The SDNY then turned to the statute underlying the original action, i.e., the Copyright Act. Under the Copyright Act’s fee shifting provision, 17 U.S.C. § 505, “the court may award a reasonable attorney’s fee to the prevailing party as part of the costs.”
The circuits are split over the interplay between this statute and FRCP 68(d). The Seventh and Ninth circuits have held that a losing defendant may not collect attorney’s fees even if an Offer of Judgment was more than the award granted by the court because the defendant was not the “prevailing party” under the Copyright Act. The Eleventh circuit, however, has held the opposite, allowing a non-prevailing defendant/offeror to recoup his attorney’s fees.
The Second Circuit has not addressed this issue, and even the district courts within the circuit are split. The court in Seidman agreed with the Seventh and Ninth circuits and held that in the event Seidman prevails at trial, regardless of the amount of the award, ABG would not be permitted to collect attorney’s fees because it is not the prevailing party. Therefore, the court denied the motion and did not require Seidman to post bond.
The Statutory Scheme
The court went on to discuss the various incentives for settlement and deterrents inherent in the seemingly conflicting statutes. The fee-shifting provision of the Copyright Act, limiting the collection of attorney’s fees to prevailing parties, whether plaintiff or defendant, incentivizes either party to prosecute or defend a meritorious claim. However, an award of fees is not guaranteed, but is at the discretion of the court, so a party only should pursue a claim if it expects a sizeable award from the claim itself, at least enough to cover fees.
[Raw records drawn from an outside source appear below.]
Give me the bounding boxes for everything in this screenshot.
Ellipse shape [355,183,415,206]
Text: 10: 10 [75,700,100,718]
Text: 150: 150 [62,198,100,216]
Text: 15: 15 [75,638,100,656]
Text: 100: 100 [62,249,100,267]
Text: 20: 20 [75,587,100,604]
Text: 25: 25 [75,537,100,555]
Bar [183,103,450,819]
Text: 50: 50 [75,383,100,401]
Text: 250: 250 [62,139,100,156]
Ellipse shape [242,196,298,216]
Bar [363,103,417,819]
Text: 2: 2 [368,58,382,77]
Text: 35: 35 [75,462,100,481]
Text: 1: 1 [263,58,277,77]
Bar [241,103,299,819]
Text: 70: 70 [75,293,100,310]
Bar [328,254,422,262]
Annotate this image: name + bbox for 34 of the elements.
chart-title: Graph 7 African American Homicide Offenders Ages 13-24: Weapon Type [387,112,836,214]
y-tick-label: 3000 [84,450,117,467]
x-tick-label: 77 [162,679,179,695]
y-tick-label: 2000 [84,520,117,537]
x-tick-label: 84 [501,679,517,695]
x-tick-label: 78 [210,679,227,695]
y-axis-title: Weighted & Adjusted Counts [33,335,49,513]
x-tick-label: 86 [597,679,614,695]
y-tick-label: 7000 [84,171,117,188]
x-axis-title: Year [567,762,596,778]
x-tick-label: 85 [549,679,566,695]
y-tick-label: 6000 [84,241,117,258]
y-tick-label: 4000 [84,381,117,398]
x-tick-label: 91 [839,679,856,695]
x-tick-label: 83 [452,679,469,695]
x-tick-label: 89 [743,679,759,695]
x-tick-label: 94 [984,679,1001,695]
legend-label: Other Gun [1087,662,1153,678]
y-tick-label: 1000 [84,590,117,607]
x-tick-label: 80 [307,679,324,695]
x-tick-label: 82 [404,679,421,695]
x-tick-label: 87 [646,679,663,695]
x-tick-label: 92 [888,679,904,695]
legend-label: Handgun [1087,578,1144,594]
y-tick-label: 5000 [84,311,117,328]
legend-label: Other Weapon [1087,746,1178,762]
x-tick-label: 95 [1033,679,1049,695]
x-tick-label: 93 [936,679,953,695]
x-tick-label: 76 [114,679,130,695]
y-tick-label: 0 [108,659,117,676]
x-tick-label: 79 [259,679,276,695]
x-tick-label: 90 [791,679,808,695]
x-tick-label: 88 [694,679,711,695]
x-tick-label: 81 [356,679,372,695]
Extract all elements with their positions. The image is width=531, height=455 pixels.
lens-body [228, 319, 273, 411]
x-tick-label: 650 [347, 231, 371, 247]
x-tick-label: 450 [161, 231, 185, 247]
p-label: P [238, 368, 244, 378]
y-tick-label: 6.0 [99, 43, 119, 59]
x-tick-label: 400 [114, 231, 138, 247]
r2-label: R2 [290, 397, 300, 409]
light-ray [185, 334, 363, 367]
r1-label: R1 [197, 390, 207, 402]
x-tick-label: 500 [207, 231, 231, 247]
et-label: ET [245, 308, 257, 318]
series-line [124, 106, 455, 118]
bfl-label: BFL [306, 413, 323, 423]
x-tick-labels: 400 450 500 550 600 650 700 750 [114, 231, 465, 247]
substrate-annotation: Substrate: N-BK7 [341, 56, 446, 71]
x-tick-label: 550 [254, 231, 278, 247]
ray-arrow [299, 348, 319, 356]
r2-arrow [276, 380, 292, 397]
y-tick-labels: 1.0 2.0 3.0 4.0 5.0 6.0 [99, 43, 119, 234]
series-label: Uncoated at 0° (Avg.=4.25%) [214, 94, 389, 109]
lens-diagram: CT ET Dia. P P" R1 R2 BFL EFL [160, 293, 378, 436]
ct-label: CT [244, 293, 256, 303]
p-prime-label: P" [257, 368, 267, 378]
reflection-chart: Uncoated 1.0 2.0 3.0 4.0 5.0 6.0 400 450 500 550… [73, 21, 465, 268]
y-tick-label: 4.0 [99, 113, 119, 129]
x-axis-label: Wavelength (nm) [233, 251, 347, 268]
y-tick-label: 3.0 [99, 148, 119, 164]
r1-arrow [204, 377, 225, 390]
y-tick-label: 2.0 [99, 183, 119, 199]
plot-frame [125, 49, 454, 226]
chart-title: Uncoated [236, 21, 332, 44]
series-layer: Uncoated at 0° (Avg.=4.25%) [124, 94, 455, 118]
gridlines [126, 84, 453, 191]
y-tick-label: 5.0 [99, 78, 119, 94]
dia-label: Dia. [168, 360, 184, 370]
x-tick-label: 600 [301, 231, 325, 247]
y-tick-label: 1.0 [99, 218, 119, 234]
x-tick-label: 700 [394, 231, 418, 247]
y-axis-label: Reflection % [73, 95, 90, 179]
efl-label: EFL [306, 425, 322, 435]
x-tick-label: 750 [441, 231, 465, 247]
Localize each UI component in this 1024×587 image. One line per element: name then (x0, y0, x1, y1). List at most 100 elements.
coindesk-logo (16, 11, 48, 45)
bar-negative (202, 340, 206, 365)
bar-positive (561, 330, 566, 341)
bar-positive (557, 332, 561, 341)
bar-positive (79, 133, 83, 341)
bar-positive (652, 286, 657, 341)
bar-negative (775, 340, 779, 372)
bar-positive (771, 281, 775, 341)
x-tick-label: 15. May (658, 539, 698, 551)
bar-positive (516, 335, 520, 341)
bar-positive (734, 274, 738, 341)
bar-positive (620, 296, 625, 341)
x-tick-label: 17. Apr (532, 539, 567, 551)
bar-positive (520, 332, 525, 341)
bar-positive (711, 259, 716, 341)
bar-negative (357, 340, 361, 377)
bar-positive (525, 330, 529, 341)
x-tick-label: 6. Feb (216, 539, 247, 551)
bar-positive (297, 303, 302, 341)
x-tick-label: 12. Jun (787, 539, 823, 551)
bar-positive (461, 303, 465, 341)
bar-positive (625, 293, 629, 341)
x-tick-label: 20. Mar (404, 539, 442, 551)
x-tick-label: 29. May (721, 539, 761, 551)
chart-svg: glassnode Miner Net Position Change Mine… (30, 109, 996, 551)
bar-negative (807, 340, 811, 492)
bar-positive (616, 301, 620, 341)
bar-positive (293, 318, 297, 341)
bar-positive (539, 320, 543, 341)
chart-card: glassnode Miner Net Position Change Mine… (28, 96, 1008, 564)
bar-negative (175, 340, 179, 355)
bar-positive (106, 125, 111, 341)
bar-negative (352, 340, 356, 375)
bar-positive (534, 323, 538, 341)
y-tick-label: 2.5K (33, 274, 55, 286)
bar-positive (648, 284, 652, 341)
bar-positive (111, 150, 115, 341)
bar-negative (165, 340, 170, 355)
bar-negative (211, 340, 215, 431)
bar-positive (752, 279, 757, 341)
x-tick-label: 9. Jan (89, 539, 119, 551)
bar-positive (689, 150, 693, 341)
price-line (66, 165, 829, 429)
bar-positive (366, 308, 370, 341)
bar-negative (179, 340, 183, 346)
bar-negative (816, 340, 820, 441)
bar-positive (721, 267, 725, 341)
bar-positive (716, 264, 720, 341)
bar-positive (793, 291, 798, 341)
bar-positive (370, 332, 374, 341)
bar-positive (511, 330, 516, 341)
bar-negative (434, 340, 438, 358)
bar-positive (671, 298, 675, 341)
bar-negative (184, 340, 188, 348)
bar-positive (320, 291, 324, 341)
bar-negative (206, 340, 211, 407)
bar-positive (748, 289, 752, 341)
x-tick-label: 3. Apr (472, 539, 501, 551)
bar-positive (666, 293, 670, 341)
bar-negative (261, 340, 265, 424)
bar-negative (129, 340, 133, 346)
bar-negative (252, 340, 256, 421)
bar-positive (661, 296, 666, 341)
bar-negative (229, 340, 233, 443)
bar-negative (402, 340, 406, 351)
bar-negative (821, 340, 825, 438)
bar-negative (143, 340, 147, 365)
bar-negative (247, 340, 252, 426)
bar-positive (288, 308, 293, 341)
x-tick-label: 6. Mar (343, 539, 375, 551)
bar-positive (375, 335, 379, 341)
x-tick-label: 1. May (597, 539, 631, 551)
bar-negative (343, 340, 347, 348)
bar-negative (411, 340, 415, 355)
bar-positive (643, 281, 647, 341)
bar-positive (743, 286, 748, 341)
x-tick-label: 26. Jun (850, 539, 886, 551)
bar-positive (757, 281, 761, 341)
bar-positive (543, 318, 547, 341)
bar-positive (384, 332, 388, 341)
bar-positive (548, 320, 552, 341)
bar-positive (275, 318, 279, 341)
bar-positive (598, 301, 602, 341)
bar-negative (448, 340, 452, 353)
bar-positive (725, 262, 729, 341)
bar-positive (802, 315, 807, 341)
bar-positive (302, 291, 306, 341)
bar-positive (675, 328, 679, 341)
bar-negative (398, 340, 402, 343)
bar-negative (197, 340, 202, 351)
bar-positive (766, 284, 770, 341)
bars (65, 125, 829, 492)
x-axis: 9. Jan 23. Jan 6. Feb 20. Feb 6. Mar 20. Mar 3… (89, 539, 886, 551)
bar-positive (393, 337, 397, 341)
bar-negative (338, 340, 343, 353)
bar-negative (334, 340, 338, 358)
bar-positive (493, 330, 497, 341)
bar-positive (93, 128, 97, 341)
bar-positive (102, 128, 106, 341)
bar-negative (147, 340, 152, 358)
At the same time, if a party has a weak claim, the party should be aware that if it loses, it may be responsible for paying its opponent’s attorney’s fees, and even if it prevails, it may not recover its own attorney’s fees. The court explained that its interpretation of FRCP 68 did not disturb this balance: it provides only that a plaintiff with a meritorious claim, whether strong or weak, will not be responsible for paying the defendant’s fees, despite Rule 68.
The court ended with a lesson on how the statutory scheme is designed to prevent plaintiffs from pursuing meritorious but marginal claims. It is not by the potential for having to pay defendant’s attorney’s fees even if the plaintiff wins, as ABG would have it. Instead the balance is maintained due to the “little, if anything, in statutory damages” that the plaintiff in a marginal case may recover, such that the plaintiff “may well not receive an award to cover attorney’s fees.”
Until the Supreme Court resolves the circuit split described above, which is not limited to copyright infringement actions but applies to many statutory schemes, some courts still will award attorney’s fees to a losing defendant by applying Rule 68. In these courts, Rule 68 may help to encourage settlement upon an Offer of Judgment. In contrast, in those courts where only a prevailing party can recover attorney’s fees, Rule 68’s influence over a plaintiff’s decision to settle is weaker.